# Other equations

• November 13th 2009, 07:33 AM
Paul46
Other equations
Hi,

I'm from over the PHF site, i was wondering if you masters of maths could help me or just say no that's it thats the equation to use?

Obviously by now i realise the asker should post their attempt, so i will, but what i'm asking is for an alternative solution.

Example:

A stone is dropped from a cliff in the last 2 secs it travels a decimal fraction of 0.5665 of the total height, find the total time?

This is my attempt of which i know will be correct, sorry but i haven't mastered laTEX as of yet!

2/(1-sq-rt(1-0.5665)) = 5.855 secs

I know how to click the thanks button too!(Rofl)
• November 13th 2009, 07:37 AM
stapel

The basic equation for this sort of exercise is:

$s(t)\, =\, -4.9t^2\, +\, v_0 t\, +\, h_0$

...where s is the height (in meters) at time t seconds, v_0 is the initial velocity, and h_0 is the initial height. You are given s(T) and s(T+2) = 0.

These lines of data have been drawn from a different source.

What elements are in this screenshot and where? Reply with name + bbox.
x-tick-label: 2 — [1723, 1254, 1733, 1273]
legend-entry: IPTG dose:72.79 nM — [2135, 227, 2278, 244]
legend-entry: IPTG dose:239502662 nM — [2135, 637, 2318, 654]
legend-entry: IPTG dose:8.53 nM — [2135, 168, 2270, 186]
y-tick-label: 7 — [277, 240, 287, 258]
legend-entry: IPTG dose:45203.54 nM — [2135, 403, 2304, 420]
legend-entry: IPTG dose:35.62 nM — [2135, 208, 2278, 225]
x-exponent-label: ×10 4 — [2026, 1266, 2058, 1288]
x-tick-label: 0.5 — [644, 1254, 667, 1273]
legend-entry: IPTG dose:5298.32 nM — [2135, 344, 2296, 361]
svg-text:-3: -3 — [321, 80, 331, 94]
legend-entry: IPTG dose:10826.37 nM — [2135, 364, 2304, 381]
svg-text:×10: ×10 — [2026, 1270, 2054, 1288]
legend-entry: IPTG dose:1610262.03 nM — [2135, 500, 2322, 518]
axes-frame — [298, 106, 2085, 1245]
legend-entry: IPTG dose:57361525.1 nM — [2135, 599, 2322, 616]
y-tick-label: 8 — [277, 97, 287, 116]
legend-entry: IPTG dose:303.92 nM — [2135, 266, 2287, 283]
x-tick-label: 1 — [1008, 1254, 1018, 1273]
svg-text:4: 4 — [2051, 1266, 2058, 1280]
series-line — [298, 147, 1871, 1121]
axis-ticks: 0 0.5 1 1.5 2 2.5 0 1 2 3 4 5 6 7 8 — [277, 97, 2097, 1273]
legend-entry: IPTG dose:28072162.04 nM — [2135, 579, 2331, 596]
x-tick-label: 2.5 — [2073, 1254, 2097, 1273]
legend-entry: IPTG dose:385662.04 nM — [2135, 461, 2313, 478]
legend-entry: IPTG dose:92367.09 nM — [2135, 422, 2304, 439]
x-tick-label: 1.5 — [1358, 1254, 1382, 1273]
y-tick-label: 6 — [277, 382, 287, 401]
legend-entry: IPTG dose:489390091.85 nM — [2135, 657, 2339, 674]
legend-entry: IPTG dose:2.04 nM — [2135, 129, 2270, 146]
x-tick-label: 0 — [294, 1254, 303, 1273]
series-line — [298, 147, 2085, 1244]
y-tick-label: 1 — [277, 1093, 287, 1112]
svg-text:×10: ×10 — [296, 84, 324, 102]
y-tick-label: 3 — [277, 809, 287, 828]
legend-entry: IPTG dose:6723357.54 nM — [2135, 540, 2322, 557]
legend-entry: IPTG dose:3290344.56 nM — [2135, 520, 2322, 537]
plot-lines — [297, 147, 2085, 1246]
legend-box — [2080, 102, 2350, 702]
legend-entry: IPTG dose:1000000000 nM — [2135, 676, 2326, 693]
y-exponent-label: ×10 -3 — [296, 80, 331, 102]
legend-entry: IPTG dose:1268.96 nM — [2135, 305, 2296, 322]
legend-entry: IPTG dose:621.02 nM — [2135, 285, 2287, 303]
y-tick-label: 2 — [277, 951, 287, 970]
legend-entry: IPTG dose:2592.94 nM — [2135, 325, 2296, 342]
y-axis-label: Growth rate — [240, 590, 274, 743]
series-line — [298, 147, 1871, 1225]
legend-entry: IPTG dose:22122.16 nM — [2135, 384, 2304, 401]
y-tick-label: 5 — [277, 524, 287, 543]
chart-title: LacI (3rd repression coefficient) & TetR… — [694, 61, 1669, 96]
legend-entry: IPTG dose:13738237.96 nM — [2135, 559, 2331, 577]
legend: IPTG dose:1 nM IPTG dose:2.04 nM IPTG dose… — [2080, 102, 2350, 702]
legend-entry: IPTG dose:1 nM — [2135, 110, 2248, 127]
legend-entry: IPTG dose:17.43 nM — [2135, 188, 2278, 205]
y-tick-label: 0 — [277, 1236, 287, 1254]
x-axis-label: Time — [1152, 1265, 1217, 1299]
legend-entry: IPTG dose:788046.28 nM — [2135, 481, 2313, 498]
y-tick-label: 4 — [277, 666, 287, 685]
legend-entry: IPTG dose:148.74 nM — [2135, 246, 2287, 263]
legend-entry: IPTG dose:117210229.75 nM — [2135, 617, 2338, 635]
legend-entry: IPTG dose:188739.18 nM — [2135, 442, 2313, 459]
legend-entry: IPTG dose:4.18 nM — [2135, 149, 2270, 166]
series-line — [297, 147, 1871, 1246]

I'm not sure what is meant by "a decimal fraction of 0.5665 of the total time"...? Is this the exact text of the exercise?

Note: Since the object is "dropped", then v_0 = 0, so the equation reduces to:

$s(t)\, =\, -4.9t^2\, +\, h_0$
• November 13th 2009, 07:42 AM
Paul46
• November 13th 2009, 07:46 AM
stapel

I've given you that s(T + 2) = 0, so s(T) - s(T + 2) = s(T), which is also the height covered in the last two seconds. How far have you gotten in using this fact?

Please be complete. Thank you! (Wink)
• November 13th 2009, 07:56 AM
Paul46
The source of my equation was from a poster in PHF, i tried it out to find it correct, my reasoning is that i know it's right but need to know if it can be simplified. I've gotten far enough by the fact that it is correct.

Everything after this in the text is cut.